Über uns

An dieser Stelle finden sich Beiträge, die sich um die Menschen im Personalrat und das Gremium selbst drehen.

Den Anfang macht der Abschied von unserem langjährigen Personalratsvorsitzenden Ernst Höfer:

Foto: Andreas Rieger Foto: Andreas Rieger

Das Wandern ist des Höfers Lust

Auf einmal war er weg, man hörte ihn nicht mehr. Unseren Ernst Höfer. Derjenige, der sich schon Gehör zu verschaffen vermochte, wenn er es für notwendig erachtete. Ab, in den Ruhestand. Er, der quirlige, begeisterungsfähige Kämpfer, wenn es um „seine“ Sachen ging: Personalratsvorsitzender, Inhaber der Schlüsselgewalt der Hochschule und Mitglied der technischen Abteilung, die so vieles regelt, was für Lehre und Forschung notwendig ist.

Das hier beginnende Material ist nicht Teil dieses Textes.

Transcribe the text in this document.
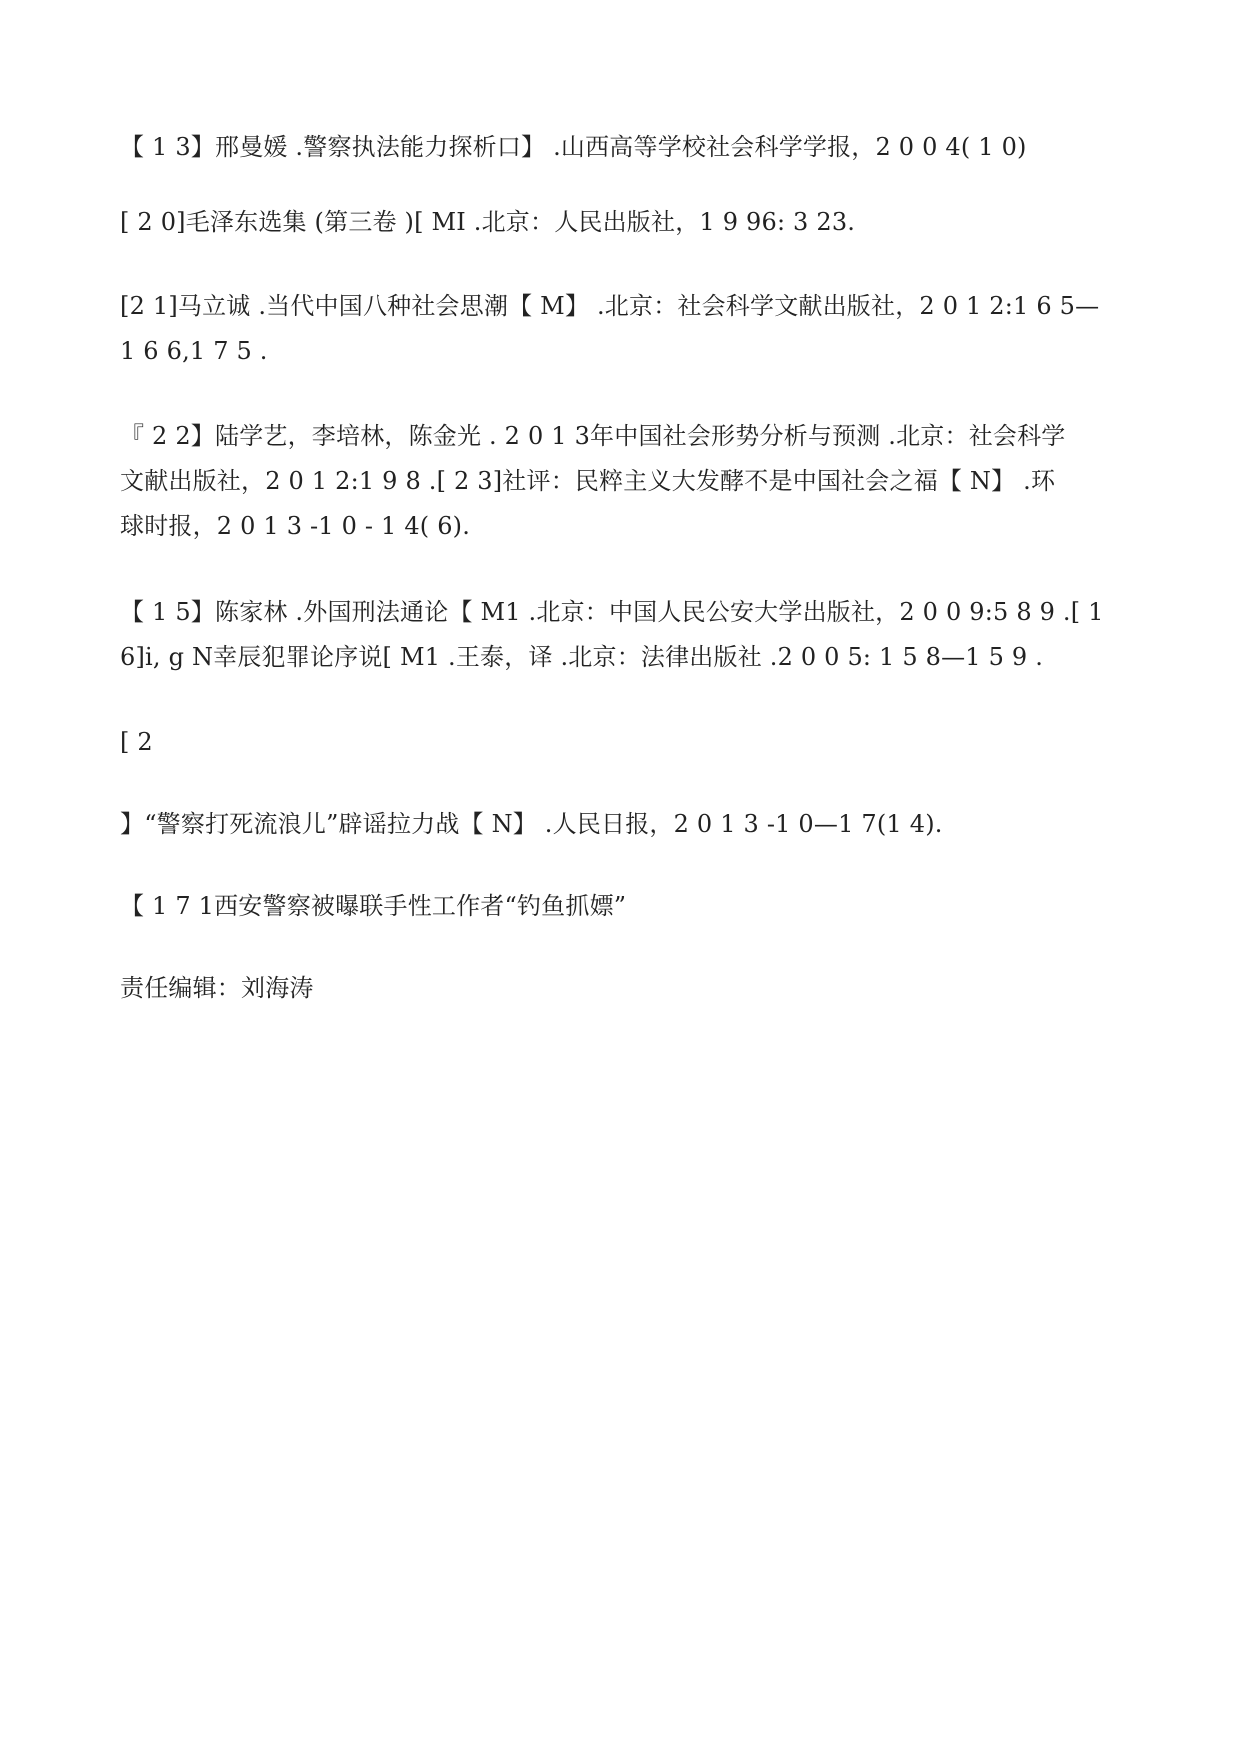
【 1 3】邢曼媛 .警察执法能力探析口】 .山西高等学校社会科学学报，2 0 0 4( 1 0)
[ 2 0]毛泽东选集 (第三卷 )[ MI .北京：人民出版社，1 9 96: 3 23.
[2 1]马立诚 .当代中国八种社会思潮【 M】 .北京：社会科学文献出版社，2 0 1 2:1 6 5—
1 6 6,1 7 5 .
『 2 2】陆学艺，李培林，陈金光 . 2 0 1 3年中国社会形势分析与预测 .北京：社会科学
文献出版社，2 0 1 2:1 9 8 .[ 2 3]社评：民粹主义大发酵不是中国社会之福【 N】 .环
球时报，2 0 1 3 -1 0 - 1 4( 6).
【 1 5】陈家林 .外国刑法通论【 M1 .北京：中国人民公安大学出版社，2 0 0 9:5 8 9 .[ 1
6]i, g N幸辰犯罪论序说[ M1 .王泰，译 .北京：法律出版社 .2 0 0 5: 1 5 8—1 5 9 .
[ 2
】“警察打死流浪儿”辟谣拉力战【 N】 .人民日报，2 0 1 3 -1 0—1 7(1 4).
【 1 7 1西安警察被曝联手性工作者“钓鱼抓嫖”
责任编辑：刘海涛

In all diesen Tätigkeiten gehörte er auch zu denjenigen, die am meisten auf dem Gelände der Hochschule umherwanderten und an Stellen kamen, die vielen von uns verborgen bleiben werden. Schon allein deswegen konnte er 18 Jahre lang als Personalratsvorsitzender die vielen kleinen Probleme mitbekommen und zu deren Lösung beitragen. Also ein guter Wanderer im Hochschulbereich. Aber auch bewandert in den vielen Gesetzen und Vorschriften, die man als Personalratsvorsitzender tagtäglich braucht. Die vertrauensvolle Zusammenarbeit mit dem Rektorat wurde gelegentlich auch strapaziert, aber immer ein gangbarer Weg gefunden. Hier war er immer ein leidenschaftlicher Kämpfer für die Rechte der Belegschaft, die Benachteiligten und für die Gesundheit aller.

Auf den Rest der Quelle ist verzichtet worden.